I awoke early the next morning, time to face the music again…my job was now on the line.I needed to tell them how my exams really went, they went far from ‘Ah yeah grand’ which I usually responded with when asked.

I can’t remember if this was the time I cried in the partner’s office as I struggled to explain why I had failed again. How embarrassing. For context, I am like Cameron Diaz in ‘The Holiday’. I don’t cry and I certainly don’t do it in front of other people so you have to realise that when I cry it’s BAD! If I’m crying you should be worried, that’s all I’m saying.

My manager already knew about my condition but I realised that I now had to explain this in a more formal environment. I would have to submit my firm’s internal extenuating circumstances form with medical evidence, which went to HR in Dublin. I was going to have to explain my condition and the impact it had on my exams. I would have to travel down to sit in front of the board (all of whom were senior members of staff, if not partners). I felt like I was left with no choice though, it was either this or be sacked from my job immediately.

The thing that upset me the most was just how close I was to passing. I was a few marks off making the ‘50’ pass mark. I was working as hard as I possibly could and it wasn’t working. I could see from my marks that they were the highest on the first exam day and then started dropping as the days went on. This was in line with how exhausted I was getting. By the fourth day, my marks remained in the 40s but on the lower bracket. It was infuriating. The institute allowed for the exams to be split in two but my firm didn’t. I decided to request this on my form as a solution and a very necessary step for the level of exhaustion I was experiencing. I took a breath in and clicked the send button.

It wasn’t long before I was sitting on the Enterprise to Dublin with my treatment timeline tucked under my arm. I knew that the people on the board would be taking time out of their busy schedule to have a meeting with me. They needed to understand my position in a quick, succinct and clear manner. There was no room for waffle and my treatment timeline was the quickest way to show them how long I had waited for treatment and I could chat them through my symptoms and how this affected my exams. I had set out the dates of my first GP appointment right up to my most current appointment with my sleep consultant. They were nice enough about it but one person expressed concern about the idea that I might sit the exams in 2 sets. This was against firm policy and they feared that this would ‘open the floodgates’ to claims from other people. As a law graduate I was very familiar with the phrase of ‘opening the floodgates’ and what it meant in a judgement. It meant that they didn’t want to deviate from policy. They didn’t want to make an exception for me for fear that other people could stand behind their decision and use it as weight for their own purposes in future. Which would in turn inconvenience them and disrupt their work environment.

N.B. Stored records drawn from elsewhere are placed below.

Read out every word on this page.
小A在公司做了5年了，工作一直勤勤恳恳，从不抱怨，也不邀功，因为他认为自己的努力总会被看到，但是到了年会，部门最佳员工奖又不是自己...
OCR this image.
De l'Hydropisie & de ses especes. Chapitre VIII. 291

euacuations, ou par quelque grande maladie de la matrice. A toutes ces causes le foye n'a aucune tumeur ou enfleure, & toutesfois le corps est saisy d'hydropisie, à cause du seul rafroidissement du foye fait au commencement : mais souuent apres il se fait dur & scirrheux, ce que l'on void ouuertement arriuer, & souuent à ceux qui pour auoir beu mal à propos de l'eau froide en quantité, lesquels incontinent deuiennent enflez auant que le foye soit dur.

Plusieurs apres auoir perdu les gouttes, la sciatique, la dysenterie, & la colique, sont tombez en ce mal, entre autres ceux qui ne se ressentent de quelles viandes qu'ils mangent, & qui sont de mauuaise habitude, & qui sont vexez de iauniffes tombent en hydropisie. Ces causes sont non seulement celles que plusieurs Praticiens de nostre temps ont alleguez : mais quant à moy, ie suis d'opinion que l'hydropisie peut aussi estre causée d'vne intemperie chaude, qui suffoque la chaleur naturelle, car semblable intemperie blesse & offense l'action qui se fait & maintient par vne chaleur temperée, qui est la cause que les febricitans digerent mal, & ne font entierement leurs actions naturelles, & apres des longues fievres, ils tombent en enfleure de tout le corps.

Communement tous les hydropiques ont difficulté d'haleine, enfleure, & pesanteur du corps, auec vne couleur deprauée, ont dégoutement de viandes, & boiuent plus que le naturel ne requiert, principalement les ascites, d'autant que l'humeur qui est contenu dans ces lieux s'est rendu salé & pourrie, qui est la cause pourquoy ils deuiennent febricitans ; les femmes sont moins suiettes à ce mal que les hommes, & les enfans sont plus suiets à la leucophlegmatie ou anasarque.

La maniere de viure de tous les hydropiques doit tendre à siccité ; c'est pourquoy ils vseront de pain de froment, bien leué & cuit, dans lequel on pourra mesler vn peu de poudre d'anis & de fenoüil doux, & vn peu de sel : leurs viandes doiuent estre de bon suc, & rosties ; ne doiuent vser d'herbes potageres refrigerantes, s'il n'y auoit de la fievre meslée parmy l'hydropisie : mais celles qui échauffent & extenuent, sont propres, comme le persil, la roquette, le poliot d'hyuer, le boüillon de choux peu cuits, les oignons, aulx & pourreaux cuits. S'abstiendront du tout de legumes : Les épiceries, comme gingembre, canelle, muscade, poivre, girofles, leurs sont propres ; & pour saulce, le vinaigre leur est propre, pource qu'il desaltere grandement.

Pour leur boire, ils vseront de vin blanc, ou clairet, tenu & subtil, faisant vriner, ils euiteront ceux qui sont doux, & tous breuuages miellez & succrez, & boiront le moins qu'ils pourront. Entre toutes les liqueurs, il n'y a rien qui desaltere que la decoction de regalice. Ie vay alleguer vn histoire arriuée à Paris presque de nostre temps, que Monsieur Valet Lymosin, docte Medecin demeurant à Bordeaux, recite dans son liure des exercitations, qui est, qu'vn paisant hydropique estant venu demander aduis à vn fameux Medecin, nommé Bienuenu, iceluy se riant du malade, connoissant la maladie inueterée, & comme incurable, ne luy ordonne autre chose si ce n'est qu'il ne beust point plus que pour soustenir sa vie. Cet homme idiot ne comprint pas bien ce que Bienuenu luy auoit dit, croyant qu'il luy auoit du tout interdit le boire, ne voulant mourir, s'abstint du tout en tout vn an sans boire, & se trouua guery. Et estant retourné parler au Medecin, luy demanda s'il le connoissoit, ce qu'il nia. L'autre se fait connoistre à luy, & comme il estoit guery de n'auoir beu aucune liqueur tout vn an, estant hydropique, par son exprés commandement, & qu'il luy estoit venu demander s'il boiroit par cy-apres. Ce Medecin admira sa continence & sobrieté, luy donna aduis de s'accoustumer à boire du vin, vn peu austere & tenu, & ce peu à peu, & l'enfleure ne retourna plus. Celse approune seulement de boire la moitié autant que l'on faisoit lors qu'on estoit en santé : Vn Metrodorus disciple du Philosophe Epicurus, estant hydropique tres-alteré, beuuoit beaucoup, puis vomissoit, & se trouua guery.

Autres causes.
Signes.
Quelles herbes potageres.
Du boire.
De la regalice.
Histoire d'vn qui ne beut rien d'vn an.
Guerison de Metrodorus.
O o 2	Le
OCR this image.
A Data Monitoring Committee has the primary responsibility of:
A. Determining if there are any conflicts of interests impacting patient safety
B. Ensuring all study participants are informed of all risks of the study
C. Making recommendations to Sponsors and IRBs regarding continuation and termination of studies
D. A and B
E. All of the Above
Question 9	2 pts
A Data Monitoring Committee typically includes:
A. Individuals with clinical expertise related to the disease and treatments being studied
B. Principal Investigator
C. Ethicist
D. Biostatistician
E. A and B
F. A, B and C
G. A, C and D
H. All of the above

When I think back to the exact moment that this phrase came out of their mouth, I get so angry at my response. Everything is in slow motion and it’s like in Cognitive Behavioural Therapy when you are asked what you would say to friends if they criticised themselves in the manner you criticise yourself. It’s like looking at yourself through a glass window and desperately trying to bang the window and shout at yourself to stop what you are doing, to stop saying what you are about to say. If you were to say what needed to be said, you would have told them that you deserved to be accommodated regardless of a floodgate argument. That your condition is rare and there will not be many after you in these exact circumstances anyway. That sentencing you to re-sitting the four exams in succession would set you up for more inevitable failures. That you shouldn’t accept this offer and walk away right there and then.

But I didn’t say or do any of that.

I could see this person’s face change as they read my request, the doubt over their face whether they would grant my appeal or not. I felt sick as I knew that if they didn’t accept my appeal, I would be sacked from my job.

I told them that this request was a preference but that I would do the exams again in one sitting if that was my only option.

They shook my hand and I left the meeting room, it had gone well, but at what price?